Pass-happy Pendleton visits Ashland for 5A first-round tilt

Pendleton football coach Erik Davis understands the challenge his team faces Friday night in Ashland.

The Buckaroos will be traveling across the state — a road trip so long they're spreading it across two days — to face one of Class 5A football's two remaining undefeated teams at Walter A. Phillips Field, where the third-ranked Grizzlies haven't lost since September of 2011.

But Davis also knows the makeup of his team, both its talent level and its character, and he's confident that the Buckaroos have what it takes to pull off a shocker in the first round of the 5A state playoffs.

"Our kids are pretty resilient," said Davis, whose team placed second to ninth-ranked Hermiston in the Columbia River Conference. "They could easily make the 1,000-mile trip an excuse but our kids don't do that. We're going to try to extend the season just like Ashland is.

"We'll take that underdog role and we'll run with it. Not many people are probably giving us too much of a chance, but the only people that matter are riding the bus down."

The round of 16 game is scheduled to kickoff at 7 p.m. The winner will face either seventh-ranked Roosevelt or Marist in the state quarterfinals Nov. 8.

Though Davis is comfortable playing the underdog card, his Buckaroos (8-2) lit up the scoreboard and most of their opponents during the regular season. Led by senior quarterback Chad McCoy, the pass-happy Bucks have scored 390 points, second only to No. 1 Sherwood in 5A football.
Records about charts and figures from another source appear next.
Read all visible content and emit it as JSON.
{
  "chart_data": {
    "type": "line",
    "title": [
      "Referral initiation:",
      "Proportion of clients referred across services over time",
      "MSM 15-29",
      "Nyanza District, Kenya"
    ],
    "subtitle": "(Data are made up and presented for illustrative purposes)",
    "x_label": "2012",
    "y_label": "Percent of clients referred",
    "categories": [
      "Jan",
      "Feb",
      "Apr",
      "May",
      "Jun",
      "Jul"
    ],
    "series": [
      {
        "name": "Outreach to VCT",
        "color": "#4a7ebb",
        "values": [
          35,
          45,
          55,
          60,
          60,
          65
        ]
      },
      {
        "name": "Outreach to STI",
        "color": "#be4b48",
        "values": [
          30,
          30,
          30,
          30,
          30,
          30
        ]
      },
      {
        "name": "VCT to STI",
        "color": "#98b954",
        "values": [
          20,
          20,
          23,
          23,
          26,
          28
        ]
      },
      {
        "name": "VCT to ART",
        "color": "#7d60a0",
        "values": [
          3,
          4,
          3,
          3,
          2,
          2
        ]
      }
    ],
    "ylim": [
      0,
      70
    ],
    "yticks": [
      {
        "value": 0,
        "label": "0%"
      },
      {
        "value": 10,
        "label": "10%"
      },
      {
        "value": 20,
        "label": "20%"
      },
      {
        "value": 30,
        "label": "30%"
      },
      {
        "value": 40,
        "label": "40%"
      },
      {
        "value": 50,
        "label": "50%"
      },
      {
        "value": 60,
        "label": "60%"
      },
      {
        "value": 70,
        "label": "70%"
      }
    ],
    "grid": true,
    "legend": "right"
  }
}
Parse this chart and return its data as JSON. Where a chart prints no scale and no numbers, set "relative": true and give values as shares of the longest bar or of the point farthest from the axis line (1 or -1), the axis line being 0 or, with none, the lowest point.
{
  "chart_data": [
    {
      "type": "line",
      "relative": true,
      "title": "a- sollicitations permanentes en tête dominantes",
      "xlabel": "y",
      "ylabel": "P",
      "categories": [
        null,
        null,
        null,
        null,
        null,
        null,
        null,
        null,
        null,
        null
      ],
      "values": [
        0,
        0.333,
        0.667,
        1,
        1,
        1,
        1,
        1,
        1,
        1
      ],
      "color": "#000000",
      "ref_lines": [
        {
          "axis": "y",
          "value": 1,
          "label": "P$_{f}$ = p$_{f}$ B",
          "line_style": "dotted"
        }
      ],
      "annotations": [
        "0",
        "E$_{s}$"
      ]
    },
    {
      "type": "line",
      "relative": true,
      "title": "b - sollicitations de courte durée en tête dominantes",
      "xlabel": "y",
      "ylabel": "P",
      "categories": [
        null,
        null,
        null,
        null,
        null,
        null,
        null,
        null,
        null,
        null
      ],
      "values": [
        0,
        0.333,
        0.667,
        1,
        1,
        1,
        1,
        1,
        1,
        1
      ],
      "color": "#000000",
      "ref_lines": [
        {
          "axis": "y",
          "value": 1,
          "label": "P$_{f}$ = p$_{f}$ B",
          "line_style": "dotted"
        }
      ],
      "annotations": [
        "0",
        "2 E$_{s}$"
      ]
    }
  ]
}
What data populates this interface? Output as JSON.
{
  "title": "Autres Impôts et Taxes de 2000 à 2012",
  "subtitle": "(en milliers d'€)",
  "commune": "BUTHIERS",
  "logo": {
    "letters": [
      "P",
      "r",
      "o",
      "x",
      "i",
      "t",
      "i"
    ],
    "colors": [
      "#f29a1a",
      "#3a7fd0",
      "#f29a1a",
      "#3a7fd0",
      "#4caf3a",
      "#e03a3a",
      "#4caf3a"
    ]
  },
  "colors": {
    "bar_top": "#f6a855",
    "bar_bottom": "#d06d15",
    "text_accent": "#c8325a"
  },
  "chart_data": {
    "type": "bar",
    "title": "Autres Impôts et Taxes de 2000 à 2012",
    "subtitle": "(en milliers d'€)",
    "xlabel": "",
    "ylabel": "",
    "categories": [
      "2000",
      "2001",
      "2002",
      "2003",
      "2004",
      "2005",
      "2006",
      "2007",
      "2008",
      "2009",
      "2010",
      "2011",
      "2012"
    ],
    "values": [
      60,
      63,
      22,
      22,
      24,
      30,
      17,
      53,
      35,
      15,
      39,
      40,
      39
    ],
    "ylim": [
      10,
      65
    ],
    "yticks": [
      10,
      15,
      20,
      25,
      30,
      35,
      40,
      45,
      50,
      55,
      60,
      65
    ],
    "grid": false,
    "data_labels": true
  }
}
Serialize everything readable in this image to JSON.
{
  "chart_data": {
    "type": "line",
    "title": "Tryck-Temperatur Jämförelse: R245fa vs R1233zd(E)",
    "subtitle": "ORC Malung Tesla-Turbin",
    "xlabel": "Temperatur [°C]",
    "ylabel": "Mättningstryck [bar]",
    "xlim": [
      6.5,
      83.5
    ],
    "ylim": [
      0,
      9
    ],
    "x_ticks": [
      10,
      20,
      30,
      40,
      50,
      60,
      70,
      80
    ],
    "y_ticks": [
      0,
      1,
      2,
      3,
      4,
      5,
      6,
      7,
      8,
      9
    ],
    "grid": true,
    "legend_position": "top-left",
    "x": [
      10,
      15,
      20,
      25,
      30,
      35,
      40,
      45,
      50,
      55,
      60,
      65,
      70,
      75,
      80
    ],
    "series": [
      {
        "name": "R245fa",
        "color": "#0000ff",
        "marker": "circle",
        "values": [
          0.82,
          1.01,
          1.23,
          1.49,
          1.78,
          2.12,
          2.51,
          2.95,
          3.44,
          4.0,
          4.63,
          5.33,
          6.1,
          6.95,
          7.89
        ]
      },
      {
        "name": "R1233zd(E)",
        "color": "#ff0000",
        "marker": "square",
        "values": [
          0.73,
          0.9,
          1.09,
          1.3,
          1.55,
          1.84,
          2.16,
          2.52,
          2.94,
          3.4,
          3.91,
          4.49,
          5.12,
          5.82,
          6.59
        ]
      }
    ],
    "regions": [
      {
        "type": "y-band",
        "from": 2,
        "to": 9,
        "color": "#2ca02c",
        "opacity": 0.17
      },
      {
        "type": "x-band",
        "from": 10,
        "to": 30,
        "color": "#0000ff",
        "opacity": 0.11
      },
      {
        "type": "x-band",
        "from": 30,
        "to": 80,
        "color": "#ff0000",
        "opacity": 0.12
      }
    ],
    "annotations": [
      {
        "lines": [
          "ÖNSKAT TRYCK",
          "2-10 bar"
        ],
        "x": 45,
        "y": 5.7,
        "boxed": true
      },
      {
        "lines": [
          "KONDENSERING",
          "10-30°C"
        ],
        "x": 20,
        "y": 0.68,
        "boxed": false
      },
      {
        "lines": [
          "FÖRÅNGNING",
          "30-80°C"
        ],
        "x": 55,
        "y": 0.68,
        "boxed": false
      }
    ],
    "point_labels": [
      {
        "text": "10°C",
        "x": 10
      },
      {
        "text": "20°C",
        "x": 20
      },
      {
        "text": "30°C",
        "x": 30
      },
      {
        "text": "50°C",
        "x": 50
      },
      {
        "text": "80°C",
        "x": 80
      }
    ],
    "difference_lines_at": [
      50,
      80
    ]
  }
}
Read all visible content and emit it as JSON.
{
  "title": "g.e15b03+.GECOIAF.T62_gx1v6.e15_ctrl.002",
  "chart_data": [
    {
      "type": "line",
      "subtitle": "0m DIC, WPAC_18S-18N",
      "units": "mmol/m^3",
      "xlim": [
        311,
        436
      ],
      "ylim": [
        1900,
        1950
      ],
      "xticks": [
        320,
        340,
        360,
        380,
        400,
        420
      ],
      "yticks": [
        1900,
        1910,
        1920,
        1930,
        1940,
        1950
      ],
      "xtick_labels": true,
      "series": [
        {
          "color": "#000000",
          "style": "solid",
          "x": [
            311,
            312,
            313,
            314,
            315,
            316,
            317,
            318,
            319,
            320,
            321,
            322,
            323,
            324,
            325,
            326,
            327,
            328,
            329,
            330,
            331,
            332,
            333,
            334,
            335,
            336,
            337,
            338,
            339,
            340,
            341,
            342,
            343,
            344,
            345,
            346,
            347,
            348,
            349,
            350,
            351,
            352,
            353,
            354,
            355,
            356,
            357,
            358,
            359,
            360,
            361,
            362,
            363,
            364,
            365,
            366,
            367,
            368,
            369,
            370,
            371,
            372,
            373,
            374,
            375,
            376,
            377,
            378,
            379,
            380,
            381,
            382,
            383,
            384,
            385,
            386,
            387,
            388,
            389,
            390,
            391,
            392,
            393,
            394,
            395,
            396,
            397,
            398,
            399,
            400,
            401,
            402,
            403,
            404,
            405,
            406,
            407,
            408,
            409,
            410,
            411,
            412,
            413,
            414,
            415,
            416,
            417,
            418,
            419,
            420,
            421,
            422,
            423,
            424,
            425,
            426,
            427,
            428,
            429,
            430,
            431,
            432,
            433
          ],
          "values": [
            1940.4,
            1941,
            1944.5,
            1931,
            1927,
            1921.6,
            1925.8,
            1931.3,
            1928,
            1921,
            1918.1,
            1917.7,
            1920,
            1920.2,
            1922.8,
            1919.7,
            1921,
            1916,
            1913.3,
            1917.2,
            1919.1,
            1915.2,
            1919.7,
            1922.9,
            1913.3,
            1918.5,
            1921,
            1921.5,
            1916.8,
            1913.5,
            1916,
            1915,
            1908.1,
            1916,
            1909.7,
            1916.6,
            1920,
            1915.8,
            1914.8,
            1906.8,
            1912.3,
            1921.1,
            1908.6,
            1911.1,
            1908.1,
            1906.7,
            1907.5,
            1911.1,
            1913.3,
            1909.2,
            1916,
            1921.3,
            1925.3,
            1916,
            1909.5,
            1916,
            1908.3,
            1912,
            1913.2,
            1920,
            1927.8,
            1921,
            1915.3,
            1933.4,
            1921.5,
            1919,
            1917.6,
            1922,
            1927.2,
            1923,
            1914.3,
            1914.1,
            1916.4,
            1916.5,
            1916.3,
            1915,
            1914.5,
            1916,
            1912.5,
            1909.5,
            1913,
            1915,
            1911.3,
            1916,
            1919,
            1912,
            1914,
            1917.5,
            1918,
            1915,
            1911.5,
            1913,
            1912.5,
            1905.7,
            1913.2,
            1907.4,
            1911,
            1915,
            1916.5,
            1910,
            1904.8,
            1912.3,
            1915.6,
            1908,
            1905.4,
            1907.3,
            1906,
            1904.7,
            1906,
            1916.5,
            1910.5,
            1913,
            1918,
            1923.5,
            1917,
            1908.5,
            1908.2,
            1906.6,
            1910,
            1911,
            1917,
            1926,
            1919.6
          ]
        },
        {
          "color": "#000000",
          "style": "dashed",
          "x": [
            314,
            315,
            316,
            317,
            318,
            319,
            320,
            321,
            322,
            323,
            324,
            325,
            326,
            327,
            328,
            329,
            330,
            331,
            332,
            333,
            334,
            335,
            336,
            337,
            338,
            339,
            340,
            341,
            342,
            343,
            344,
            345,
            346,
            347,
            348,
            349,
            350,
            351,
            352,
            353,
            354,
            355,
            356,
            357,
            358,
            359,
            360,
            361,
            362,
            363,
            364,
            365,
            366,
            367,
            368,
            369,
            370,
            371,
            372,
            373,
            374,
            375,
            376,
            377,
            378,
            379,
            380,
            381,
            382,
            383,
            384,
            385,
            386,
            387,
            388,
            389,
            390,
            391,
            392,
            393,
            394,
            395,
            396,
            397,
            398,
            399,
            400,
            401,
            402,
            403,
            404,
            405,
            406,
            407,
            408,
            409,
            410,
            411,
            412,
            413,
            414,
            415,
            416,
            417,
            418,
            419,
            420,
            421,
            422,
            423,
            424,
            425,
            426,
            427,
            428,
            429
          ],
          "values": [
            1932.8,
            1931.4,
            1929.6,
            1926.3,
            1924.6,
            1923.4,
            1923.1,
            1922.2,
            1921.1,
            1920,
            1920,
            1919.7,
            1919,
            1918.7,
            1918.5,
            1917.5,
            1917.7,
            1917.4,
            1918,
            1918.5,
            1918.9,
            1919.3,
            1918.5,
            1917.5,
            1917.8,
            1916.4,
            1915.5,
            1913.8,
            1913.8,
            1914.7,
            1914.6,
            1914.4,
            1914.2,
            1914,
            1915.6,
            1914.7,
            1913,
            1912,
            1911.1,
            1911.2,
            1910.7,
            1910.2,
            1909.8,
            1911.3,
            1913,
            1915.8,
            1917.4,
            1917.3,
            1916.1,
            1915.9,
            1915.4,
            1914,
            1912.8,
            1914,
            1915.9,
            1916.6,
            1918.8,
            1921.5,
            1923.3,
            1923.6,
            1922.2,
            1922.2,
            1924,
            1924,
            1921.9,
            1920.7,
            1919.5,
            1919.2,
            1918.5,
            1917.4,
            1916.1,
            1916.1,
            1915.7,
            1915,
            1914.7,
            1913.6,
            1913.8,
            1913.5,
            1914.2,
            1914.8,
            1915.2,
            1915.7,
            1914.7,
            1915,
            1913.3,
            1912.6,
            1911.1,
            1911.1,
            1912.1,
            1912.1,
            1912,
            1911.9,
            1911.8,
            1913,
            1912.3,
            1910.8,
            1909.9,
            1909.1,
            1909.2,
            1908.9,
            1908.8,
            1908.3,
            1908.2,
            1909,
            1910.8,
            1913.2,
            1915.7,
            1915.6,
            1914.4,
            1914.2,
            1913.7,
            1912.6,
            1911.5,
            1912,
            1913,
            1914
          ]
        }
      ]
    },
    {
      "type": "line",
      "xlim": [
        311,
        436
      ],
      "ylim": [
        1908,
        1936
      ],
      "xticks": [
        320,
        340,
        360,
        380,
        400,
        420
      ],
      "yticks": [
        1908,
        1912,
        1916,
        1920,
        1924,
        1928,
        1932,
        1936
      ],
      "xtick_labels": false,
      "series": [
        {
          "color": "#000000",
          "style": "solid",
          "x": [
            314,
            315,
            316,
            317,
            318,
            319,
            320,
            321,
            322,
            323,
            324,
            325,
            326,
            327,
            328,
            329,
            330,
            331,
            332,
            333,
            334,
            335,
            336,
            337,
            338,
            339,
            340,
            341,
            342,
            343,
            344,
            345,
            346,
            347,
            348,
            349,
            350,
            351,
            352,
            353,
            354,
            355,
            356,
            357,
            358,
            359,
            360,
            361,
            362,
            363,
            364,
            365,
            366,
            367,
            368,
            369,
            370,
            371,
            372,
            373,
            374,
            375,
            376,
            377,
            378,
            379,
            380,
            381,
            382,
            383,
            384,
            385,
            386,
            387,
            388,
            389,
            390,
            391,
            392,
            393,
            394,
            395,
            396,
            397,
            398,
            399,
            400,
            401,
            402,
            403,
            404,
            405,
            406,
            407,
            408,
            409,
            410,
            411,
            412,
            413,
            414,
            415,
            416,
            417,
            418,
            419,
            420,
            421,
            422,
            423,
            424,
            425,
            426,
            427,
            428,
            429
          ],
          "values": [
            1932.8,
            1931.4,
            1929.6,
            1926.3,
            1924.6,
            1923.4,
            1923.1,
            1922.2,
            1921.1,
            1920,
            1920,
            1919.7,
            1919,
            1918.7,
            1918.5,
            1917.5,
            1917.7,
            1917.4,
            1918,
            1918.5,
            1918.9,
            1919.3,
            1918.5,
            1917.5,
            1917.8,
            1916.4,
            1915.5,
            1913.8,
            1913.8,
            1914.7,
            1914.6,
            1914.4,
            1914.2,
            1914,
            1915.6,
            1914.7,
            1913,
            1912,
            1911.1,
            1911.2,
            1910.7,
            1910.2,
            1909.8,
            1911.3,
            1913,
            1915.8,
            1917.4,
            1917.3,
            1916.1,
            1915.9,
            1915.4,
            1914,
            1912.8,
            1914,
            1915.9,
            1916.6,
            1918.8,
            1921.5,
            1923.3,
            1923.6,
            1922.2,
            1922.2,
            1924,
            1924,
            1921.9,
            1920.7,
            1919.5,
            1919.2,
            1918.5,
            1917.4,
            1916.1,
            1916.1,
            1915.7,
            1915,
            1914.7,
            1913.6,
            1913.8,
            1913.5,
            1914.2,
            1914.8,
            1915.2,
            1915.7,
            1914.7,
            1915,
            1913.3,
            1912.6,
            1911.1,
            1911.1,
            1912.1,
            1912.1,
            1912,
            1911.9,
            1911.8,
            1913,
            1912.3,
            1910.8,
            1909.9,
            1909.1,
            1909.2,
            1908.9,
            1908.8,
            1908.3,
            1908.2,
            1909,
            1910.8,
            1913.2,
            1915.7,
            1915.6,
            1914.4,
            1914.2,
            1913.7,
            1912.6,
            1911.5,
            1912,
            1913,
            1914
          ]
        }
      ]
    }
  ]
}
They did most of that damage through the air, as the 6-foot, 185-pound McCoy has thrown for 2,838 yards and 30 touchdowns with only eight interceptions.

It was more of the same for Pendleton in its 50-6 play-in win over Jefferson last week — McCoy completed 21 of 31 passes for 332 yards and four touchdown passes to four different receivers.

"He's a leader," Davis said of McCoy. "He's got a great arm and he's really dived into the football IQ part of the game, understanding what we're doing and why we're doing it. He uses his feet, throws on the move well. And he's really matured into a leader, and that has taken my offense and made it his."

The Buckaroos employ a wide-open offense that at times forces opposing defenses to cover five receivers at a time, which is part of the reason why they have three receivers with 40 catches or more: TJ Hancock (51 catches, 699 yards), Isaiah Polhamus (46 catches, 689 yards) and Quentin Quaempts (43 catches, 533 yards).

So Ashland's secondary, led by Carter Glick and Matt Hedges, will be tested.

"(McCoy) can throw the ball all over the place," said Ashland head coach Charlie Hall, whose team was idle last week after claiming its first Midwestern League title and wrapping up a 9-0 regular season. "He's got deep, middle and short throws. He doesn't run a whole lot, but he doesn't have a lot of negative yardage either. So I think he's efficient in what he does in terms of avoiding the first guy and finding somebody else and getting rid of the ball. I don't think he takes a lot of sacks."

Of course, McCoy hasn't faced Ashland yet, either, and the Grizzlies' defense ramped up its pass rush over its last two games to finish the regular season with 31 1/2 sacks, including five against Eagle Point. Getting to McCoy will be a chore, however. He's protected by a pair of tackles that tip the scales at 270 and 290 pounds.

Cutting through that beef may be the key to slowing down Pendleton, which averages 426 yards per game of total offense.

"Hopefully, we can put some pressure on (McCoy)," Ashland senior middle linebacker Mason Montgomery said. "I'm not too worried about it. We play in a passing league so it's not like we haven't seen that before, so I think we can deal with it pretty well. I think we'll do good."

When Ashland has the ball, it will go up against a Pendleton defense that's designed to take away the run. The Buckaroos rely on tight man-to-man coverage in the secondary and a defensive line that, according to Hall, rivals fifth-ranked Sprinfield's in both size and physicality.

That strategy may backfire against Ashland quarterback Danial White, who's completed 60 percent of his passes for 1,413 yards and 19 touchdowns with only two interceptions while also running for 413 yards and eight more scores.

Ryne Robitz leads the Grizzlies with 548 yards rushing and Hedges is the Grizzlies' leading receiver with 418 yards and six TDs.

"They play what I call zero coverage, where there's no free safety help "¦ and I think we need to test that early in the game to see what that's going to look like," Hall said. "If they're going to put seven guys in the box then we're not going to be able to run the ball — we're not going to try to run the ball. We're going to have to try to pass the ball. If, for whatever reason, Danial's not on and we can't protect the quarterback it could be a long night."

And that's exactly what the Buckaroos are hoping for.

"We know they have playmakers," Davis said. "They use misdirection a little bit, and play-action. We just have to strap on the helmets and try to stop their running game. That's what scares me a little bit."